On Friday 9th November, I attended the CILIP PPRG Award event along with my colleague Jenny Townend. It was fantastic to meet with like-minded people who feel so passionately about libraries and marketing. On behalf of the Library and Learning Services conference team I accepted the Silver Award for Excellence in Marketing. Here is what the judges had to say about our entry:
“The judges particularly liked the wide range of communications tools used, and especially the high quality of the blog and the innovative use of a widget. They were also impressed by the clearly-defined target groups and the use of professional designs for the branding, which was very attractive. Evaluation was carried out both by traditional means and by the use of video and audio interviews, resulted in very rich data which was accessible in a variety of formats. As ever, the proof of the pudding is in the eating, and, with the original target of 30 delegates way exceeded (there were 86 on the day) this was clearly a deservedly successful initiative.”
For more details about the event and to see our presentation on Slideshare, take a look at the CILIP Publicity and Public Relations Group website
Great news! We received a request today from Rossitza Atanassova, Curator of Library and Information Studies at the British Library. Rossitza wants to preserve this website in the UK Web Archive. It will form part of “a collection of websites on the evolving role of UK libraries and librarianship in the 21st century and that could be of interest to future researchers of library history”.
How flattering that Rossitza thinks that future scholars might be interested in our work!
In my work with NECTAR, the University of Northampton’s research repository, I frequently encounter entries for presentations made at academic conferences by our staff and researchers. We encourage our contributors to add links to conference websites where possible, so I get to see a fair few of those and, as you might expect, some are better than others.
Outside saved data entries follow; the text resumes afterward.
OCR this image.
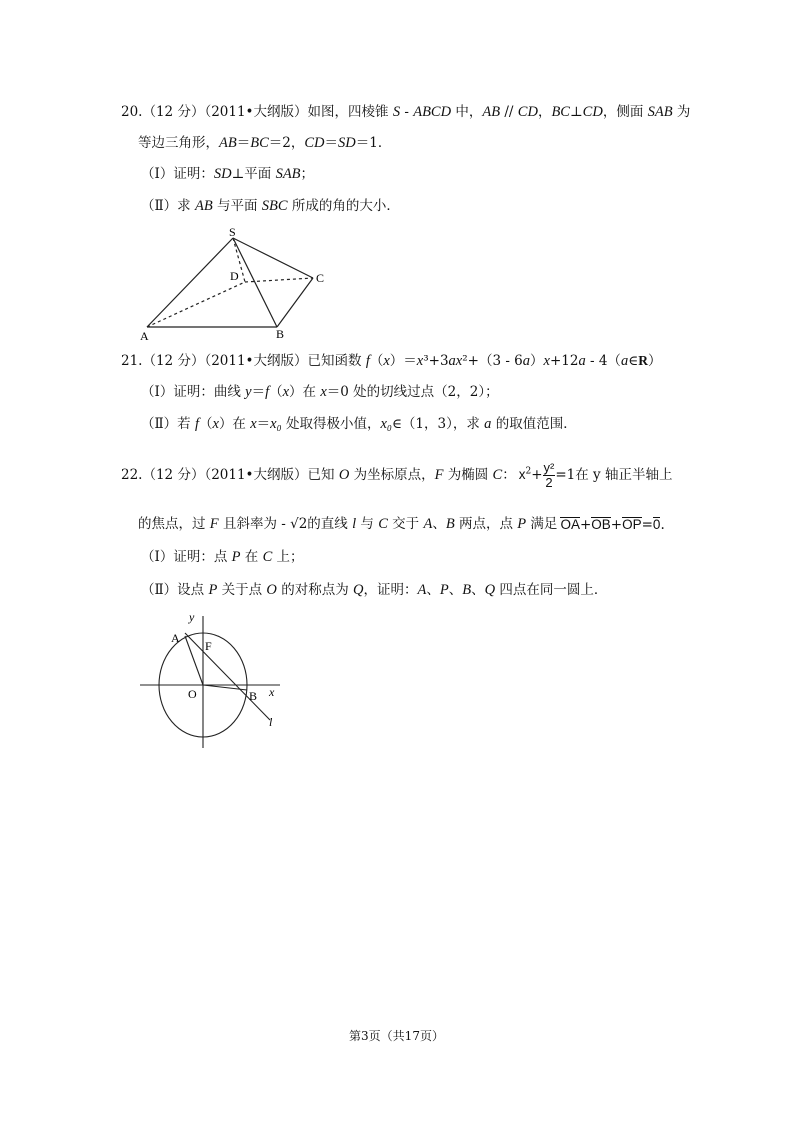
20.（12 分）（2011•大纲版）如图，四棱锥 S - ABCD 中，AB // CD，BC⊥CD，侧面 SAB 为
等边三角形，AB＝BC＝2，CD＝SD＝1．
（Ⅰ）证明：SD⊥平面 SAB；
（Ⅱ）求 AB 与平面 SBC 所成的角的大小．
21.（12 分）（2011•大纲版）已知函数 f（x）＝x³+3ax²+（3 - 6a）x+12a - 4（a∈R）
（Ⅰ）证明：曲线 y＝f（x）在 x＝0 处的切线过点（2，2）；
（Ⅱ）若 f（x）在 x＝x₀ 处取得极小值，x₀∈（1，3），求 a 的取值范围．
22.（12 分）（2011•大纲版）已知 O 为坐标原点，F 为椭圆 C： $x^2+ \frac{\text{y²}}{2}=1$在 y 轴正半轴上
的焦点，过 F 且斜率为 - √2的直线 l 与 C 交于 A、B 两点，点 P 满足 OA+OB+OP=0.
（Ⅰ）证明：点 P 在 C 上；
（Ⅱ）设点 P 关于点 O 的对称点为 Q，证明：A、P、B、Q 四点在同一圆上．
S
D	C
A	B
y
A
F
O	B x
l
第3页（共17页）
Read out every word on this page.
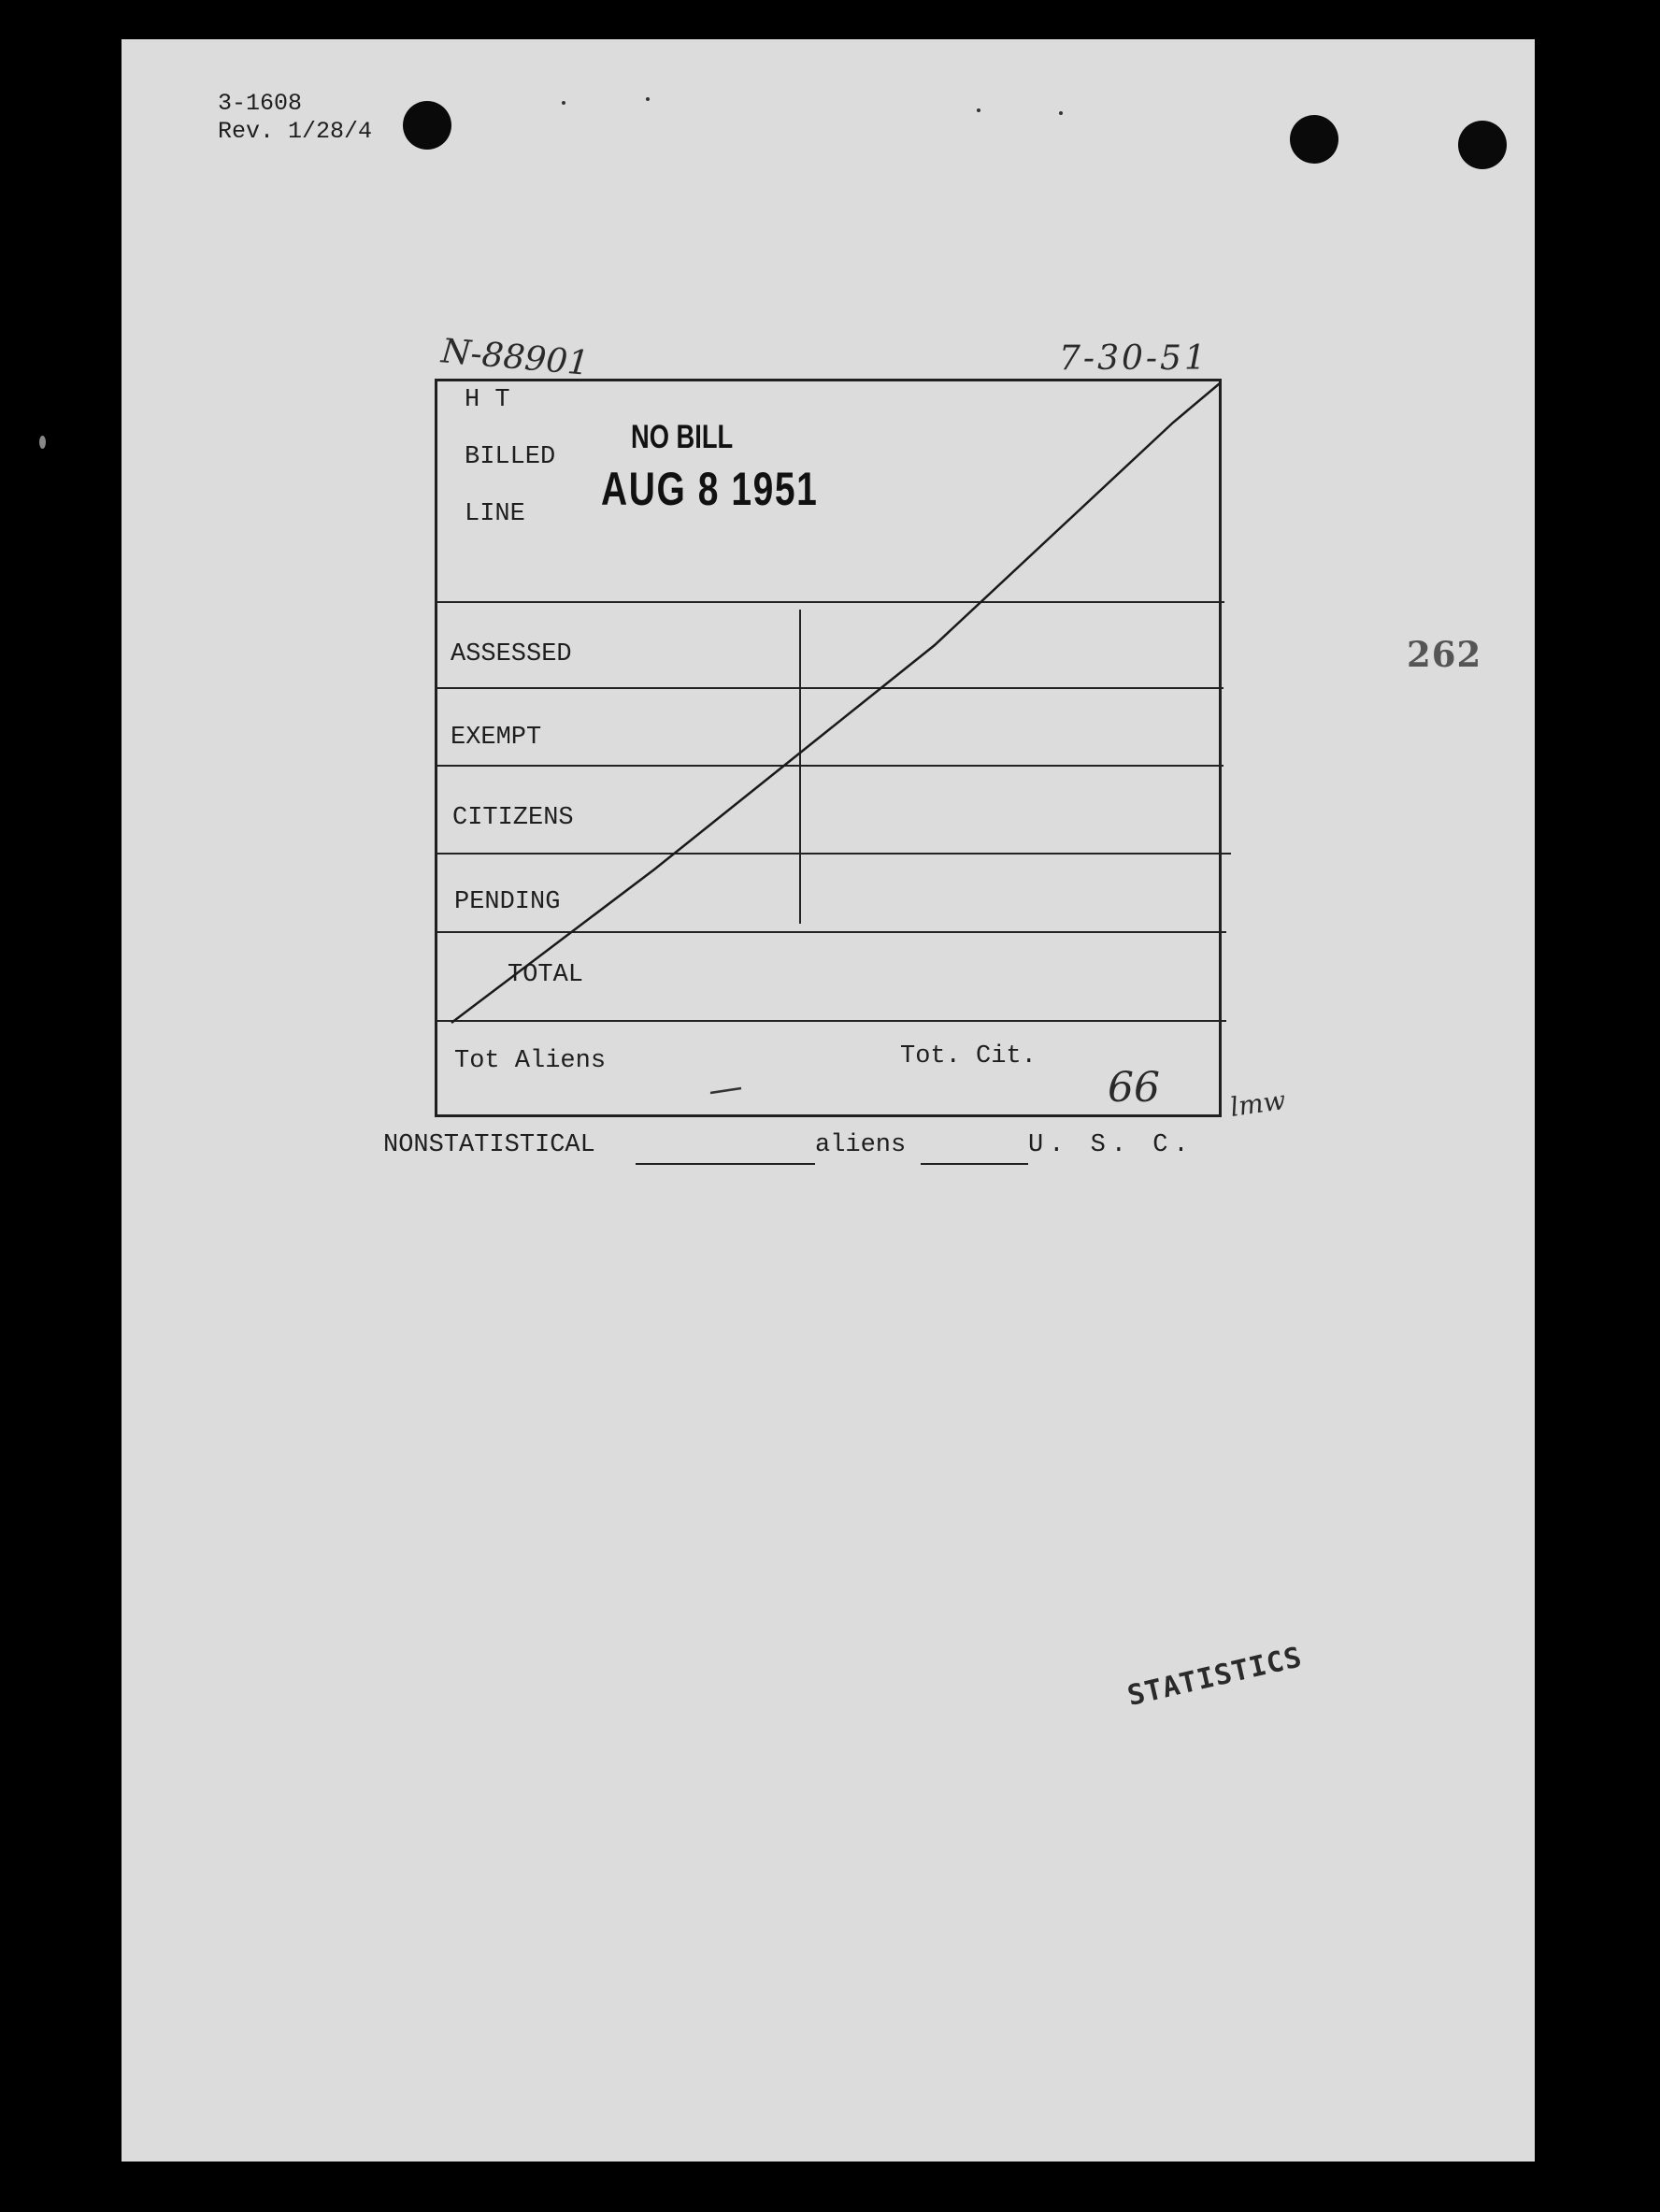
3-1608
Rev. 1/28/4
N-88901	7-30-51
262
H T
BILLED
LINE
ASSESSED
EXEMPT
CITIZENS
PENDING
TOTAL
Tot Aliens	Tot. Cit.
NO BILL
AUG 8 1951
66	lmw
NONSTATISTICAL	aliens	U. S. C.
STATISTICS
The best conference sites serve as a permanent record of the event. This isn’t always possible with the resources available, but it’s a shame to visit a site for a conference that took place a year ago and find that it still refers to the event in the future tense, with vague details of smaller contributions and a handful of selected abstracts. We wanted the LLS conference to have a comprehensive home on the web, a place where we could not only publicise and promote the day, but archive and reflect on it.